A Confession.

At the end of 2019, I listened to Honne's Shrink repeatedly. That song clung to my ear so hard til I wanted to use it for my year recap video - but usual laziness, I didn't do the video.

There's part of the lyric..
You'd better book me a shrink for 2020
'Cause by that time I'm gonna be crazy, crazy

Guess what I just did in this almost mid-2020? Talked to a shrink.

Had always been wanting to talk to one as sometimes I feel I am trapped in my own-created perplexity, a tangled string of thoughts. I never did tho because to pay someone to attend to my rant is a splurge that is not acceptable by my financial counselor (read: myself).

Weeks ago I saw this ad a free of charge shrink consultation to help people in handling their anxiety because of Corona stuff. I was so confident that I could handle my anxiety, I have my uke, I pray, I listen to at least 3 online Sunday services every week, I have consistent self-reflective journal, I will be safe - I will be alright.

I was wrong.

Dark old days replayed back.
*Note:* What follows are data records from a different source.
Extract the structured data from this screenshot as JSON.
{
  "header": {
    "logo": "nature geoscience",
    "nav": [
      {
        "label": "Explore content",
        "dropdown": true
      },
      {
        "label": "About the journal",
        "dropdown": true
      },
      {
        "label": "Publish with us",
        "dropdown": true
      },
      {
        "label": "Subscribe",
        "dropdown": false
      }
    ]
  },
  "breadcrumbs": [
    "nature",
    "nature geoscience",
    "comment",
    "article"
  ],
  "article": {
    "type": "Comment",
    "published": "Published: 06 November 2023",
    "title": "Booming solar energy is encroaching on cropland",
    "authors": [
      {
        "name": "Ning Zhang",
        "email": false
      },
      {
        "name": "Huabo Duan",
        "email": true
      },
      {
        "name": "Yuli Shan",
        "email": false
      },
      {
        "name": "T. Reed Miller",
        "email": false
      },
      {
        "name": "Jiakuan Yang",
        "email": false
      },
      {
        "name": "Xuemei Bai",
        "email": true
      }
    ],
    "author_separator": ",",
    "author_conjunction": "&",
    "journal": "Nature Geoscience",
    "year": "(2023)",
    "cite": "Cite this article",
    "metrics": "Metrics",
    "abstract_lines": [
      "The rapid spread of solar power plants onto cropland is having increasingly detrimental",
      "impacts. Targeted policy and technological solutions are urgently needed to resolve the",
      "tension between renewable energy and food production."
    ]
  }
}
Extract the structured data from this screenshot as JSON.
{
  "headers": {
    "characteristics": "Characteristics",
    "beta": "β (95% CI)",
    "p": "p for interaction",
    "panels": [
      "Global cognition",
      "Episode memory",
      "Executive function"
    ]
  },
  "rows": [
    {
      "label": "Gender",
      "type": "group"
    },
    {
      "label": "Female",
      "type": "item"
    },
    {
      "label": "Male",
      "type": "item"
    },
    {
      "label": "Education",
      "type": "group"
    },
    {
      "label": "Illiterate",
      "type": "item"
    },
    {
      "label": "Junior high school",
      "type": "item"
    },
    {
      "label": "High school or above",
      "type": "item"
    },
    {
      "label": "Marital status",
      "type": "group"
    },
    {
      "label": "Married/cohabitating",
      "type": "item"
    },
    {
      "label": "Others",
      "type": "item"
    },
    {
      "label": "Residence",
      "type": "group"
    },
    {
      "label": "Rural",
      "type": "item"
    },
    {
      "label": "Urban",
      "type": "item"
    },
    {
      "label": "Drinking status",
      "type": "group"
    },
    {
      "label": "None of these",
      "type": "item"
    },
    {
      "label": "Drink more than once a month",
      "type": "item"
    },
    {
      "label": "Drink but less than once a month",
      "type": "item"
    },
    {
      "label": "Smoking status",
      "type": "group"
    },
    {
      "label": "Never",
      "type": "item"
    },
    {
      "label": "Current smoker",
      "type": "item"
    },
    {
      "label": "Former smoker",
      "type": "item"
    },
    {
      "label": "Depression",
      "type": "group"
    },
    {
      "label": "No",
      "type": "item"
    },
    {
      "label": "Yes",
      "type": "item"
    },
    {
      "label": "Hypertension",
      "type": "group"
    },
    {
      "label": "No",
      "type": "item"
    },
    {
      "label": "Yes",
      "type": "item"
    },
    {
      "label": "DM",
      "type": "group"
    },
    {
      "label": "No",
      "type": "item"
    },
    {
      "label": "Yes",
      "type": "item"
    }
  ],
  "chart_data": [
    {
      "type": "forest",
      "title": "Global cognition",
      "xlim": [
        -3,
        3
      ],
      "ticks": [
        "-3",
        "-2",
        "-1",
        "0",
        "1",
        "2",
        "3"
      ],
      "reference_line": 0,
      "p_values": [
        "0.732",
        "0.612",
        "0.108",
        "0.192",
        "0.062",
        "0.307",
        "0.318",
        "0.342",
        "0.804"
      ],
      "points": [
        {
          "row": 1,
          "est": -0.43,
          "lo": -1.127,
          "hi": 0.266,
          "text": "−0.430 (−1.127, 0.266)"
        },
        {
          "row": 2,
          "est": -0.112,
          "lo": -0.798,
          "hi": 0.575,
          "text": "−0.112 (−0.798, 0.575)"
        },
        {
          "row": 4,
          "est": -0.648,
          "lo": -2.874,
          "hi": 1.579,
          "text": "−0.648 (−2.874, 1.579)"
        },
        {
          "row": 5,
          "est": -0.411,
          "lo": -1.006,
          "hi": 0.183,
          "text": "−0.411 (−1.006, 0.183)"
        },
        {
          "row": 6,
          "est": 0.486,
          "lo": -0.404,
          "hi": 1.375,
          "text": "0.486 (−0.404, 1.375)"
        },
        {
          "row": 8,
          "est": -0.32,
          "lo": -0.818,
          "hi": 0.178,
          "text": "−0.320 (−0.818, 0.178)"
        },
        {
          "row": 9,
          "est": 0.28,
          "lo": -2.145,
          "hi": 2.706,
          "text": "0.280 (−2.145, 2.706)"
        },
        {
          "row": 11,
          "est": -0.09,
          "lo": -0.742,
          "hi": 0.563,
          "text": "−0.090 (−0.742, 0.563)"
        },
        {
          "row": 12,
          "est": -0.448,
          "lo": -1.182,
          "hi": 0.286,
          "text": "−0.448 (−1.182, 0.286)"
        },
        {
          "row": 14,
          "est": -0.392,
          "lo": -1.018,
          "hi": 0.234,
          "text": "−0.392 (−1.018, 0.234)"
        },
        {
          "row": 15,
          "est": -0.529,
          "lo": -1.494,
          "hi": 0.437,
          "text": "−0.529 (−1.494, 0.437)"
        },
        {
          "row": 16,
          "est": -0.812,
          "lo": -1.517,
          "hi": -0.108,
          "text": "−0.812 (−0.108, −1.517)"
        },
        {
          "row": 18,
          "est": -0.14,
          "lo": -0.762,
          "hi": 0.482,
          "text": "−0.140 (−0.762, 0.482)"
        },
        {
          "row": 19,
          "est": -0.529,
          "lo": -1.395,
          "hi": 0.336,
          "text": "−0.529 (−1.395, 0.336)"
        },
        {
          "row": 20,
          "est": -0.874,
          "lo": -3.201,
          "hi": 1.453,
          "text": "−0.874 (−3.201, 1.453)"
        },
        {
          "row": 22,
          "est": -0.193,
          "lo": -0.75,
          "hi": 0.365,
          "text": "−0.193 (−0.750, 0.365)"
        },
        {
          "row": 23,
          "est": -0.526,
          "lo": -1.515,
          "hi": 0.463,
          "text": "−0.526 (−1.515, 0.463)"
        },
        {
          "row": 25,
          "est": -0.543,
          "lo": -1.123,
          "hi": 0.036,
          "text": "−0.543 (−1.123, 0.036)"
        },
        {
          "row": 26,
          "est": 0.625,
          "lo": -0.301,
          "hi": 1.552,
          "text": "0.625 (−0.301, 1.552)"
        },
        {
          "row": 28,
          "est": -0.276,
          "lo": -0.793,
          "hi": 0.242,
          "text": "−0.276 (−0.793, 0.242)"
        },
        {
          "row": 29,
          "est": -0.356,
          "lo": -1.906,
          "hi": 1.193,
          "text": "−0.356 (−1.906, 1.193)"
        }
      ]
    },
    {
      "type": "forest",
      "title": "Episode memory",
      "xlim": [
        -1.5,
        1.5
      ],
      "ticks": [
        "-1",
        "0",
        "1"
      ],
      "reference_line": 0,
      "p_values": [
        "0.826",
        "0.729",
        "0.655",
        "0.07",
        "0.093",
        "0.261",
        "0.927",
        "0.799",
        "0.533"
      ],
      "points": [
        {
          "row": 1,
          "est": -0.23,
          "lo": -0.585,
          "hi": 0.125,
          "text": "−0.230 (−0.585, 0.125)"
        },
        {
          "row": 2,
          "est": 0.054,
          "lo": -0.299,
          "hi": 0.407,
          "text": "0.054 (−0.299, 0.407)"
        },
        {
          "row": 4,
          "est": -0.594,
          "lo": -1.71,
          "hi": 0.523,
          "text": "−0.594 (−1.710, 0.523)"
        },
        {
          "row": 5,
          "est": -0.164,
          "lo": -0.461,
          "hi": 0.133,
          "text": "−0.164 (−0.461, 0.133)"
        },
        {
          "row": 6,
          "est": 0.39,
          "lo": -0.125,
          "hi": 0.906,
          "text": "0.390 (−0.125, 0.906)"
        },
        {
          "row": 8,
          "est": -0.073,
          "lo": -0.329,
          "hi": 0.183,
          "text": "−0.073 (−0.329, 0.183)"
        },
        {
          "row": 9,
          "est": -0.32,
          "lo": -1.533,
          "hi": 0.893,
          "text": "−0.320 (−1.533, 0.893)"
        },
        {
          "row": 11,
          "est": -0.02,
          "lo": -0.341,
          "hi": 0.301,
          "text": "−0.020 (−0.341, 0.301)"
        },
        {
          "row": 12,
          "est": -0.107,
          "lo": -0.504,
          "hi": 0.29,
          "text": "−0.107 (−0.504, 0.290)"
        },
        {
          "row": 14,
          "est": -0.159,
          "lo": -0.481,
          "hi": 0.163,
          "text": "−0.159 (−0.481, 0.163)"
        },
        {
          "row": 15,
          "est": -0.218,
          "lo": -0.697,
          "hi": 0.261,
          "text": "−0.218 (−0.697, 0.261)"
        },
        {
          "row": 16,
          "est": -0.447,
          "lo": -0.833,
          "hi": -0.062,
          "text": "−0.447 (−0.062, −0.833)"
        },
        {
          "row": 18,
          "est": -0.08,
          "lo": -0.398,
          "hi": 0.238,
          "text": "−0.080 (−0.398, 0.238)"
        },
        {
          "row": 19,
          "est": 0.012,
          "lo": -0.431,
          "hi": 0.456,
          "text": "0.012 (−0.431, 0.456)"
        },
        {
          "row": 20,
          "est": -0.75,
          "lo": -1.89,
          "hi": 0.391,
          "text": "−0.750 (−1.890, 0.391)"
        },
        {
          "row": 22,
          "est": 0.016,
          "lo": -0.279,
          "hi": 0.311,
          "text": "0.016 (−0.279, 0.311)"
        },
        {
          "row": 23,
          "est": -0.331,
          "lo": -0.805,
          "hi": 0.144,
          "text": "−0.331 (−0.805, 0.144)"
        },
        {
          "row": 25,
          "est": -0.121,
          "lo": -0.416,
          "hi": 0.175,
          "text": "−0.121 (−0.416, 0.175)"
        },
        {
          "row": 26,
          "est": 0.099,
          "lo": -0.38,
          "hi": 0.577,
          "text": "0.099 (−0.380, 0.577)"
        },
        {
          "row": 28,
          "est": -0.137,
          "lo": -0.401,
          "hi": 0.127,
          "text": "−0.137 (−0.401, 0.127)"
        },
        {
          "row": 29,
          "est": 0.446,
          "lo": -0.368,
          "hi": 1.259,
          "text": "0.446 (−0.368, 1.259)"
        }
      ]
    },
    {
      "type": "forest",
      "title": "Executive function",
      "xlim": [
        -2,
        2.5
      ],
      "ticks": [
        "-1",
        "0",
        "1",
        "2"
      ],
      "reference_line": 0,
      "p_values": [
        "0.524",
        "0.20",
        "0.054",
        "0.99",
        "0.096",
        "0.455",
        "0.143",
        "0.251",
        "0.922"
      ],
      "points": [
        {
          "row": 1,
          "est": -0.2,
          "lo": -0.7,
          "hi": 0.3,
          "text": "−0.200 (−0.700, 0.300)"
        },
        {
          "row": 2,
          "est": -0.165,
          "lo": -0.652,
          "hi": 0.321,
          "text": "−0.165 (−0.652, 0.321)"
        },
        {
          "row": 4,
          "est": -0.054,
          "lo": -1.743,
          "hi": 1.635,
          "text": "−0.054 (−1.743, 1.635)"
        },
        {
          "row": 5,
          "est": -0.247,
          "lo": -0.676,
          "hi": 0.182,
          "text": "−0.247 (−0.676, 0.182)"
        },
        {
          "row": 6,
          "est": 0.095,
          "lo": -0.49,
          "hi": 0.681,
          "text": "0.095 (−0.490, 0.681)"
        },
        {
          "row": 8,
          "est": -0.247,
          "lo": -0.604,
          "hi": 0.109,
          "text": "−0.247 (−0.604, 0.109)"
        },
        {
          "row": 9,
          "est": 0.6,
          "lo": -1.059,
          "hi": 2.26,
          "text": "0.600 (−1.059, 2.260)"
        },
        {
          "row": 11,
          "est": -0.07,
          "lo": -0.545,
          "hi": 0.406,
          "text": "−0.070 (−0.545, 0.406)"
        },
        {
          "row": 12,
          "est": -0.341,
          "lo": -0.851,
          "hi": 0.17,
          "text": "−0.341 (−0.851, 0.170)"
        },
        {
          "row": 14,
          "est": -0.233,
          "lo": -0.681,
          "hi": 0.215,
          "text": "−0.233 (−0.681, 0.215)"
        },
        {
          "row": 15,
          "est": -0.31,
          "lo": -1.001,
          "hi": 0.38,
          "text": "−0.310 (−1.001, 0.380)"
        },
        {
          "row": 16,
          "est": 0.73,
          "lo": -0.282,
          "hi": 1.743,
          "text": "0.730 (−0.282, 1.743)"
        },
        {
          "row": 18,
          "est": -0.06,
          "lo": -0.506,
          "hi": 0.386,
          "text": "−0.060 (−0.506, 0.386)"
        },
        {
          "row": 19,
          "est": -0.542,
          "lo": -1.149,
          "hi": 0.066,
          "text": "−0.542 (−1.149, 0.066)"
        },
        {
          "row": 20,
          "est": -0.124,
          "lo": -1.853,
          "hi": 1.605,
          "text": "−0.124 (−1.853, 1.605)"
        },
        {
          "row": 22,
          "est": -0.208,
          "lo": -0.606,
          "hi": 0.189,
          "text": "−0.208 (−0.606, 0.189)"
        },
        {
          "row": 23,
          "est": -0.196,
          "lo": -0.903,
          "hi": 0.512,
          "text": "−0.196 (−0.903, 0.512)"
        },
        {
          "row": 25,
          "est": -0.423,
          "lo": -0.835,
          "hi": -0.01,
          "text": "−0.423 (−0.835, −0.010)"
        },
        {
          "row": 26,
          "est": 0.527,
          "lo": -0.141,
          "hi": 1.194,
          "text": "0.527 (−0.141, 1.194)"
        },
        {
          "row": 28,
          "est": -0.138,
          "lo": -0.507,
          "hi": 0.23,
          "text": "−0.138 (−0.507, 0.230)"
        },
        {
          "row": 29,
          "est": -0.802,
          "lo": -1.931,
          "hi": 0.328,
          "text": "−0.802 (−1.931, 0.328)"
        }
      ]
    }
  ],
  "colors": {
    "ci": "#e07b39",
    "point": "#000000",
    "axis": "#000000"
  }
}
I was so low, unmotivated and felt regretful of starting a brand new day every morning I wake up. Someday, my heart was so heavy with words locked inside unspoken. I hoped and wished I could cry blasting out my emotion, but tears restrained in my nose - is it where tears piled up? That dark hole isn't unfamiliar. Been there done that, I know how bad it would be if not handled properly, I decided to find help - I googled to retrieve the FOC shrink.

Though I was pretty sure that I need help. I was hesitant - leaving the form unfilled, is shrink really necessary?
Am I that lonely that couldn't just chat my friends or cell group leader to talk it out like normal girls do? Am I losing my spiritual self that couldn't just pray, worship, cry out loud like usual?

Weeks of weeks before I listened to this podcast that say it's normal to look for a shrink just to have someone to talk to, bonus point they can offer professional insights and neutral perspective - since they aren't included in any of your social circle. Looking for a shrink doesn't mean you are crazy or unnormal. Mental health is supposed to be treated equally as physical health. When you feel unwell, and pharmacy medicine (friends) don't work, then seek a doctor. So when your mental mind is unwell, it's undeniably normal to look for professional help.

Else, going to a shrink doesn't turn me into an agnostic - I console myself. God doesn't go down Himself to save a sinking woman, He sent help three times that were rejected by the woman. That FOC shrink is one of Godsent, I suppose. Settling down, I filled the form up and scheduled a therapy via WA so I can always reread and reprocess.

I started the session straight-forward. I told her - the shrink, I have anxiety and cause of it, also my own self-diagnose of impostor syndrome. I was so articulate and organised in elaborating my feeling. Perhaps I'm her easiest patient ever as I was so conscious of what I am feeling. She asked questions which drove me to think the session was going nowhere. I expected a direct diagnose and straight forward revelation of my problem. But who am I to judge, her questions, though I thought going round and round, were actually the peeling session.

So we spent 1.5 hour of session with 3-5 minute interval of reply. I asked for the conclusion and as usual, she asked me back how I felt and what did I get. Perhaps this is how a shrink works? To test the patient for what they are thinking first? Well, so she concluded as below, you might think I am so crazy to share my personal diagnose into internet. What she wrote was so generic that I thought it's a part of somewhat personality test result from internet. Also, I thought this what happened to me also is likely to happen to other people (read: overthinking girl) as well, so #sharingiscaring.


To my surprise as well, there's another post that have been sitting on my draft for days circling around this concept above. I must say, for a FOC service, she's good, so I changed the feedback score from 3 to 4 for her because of this 2 last messages.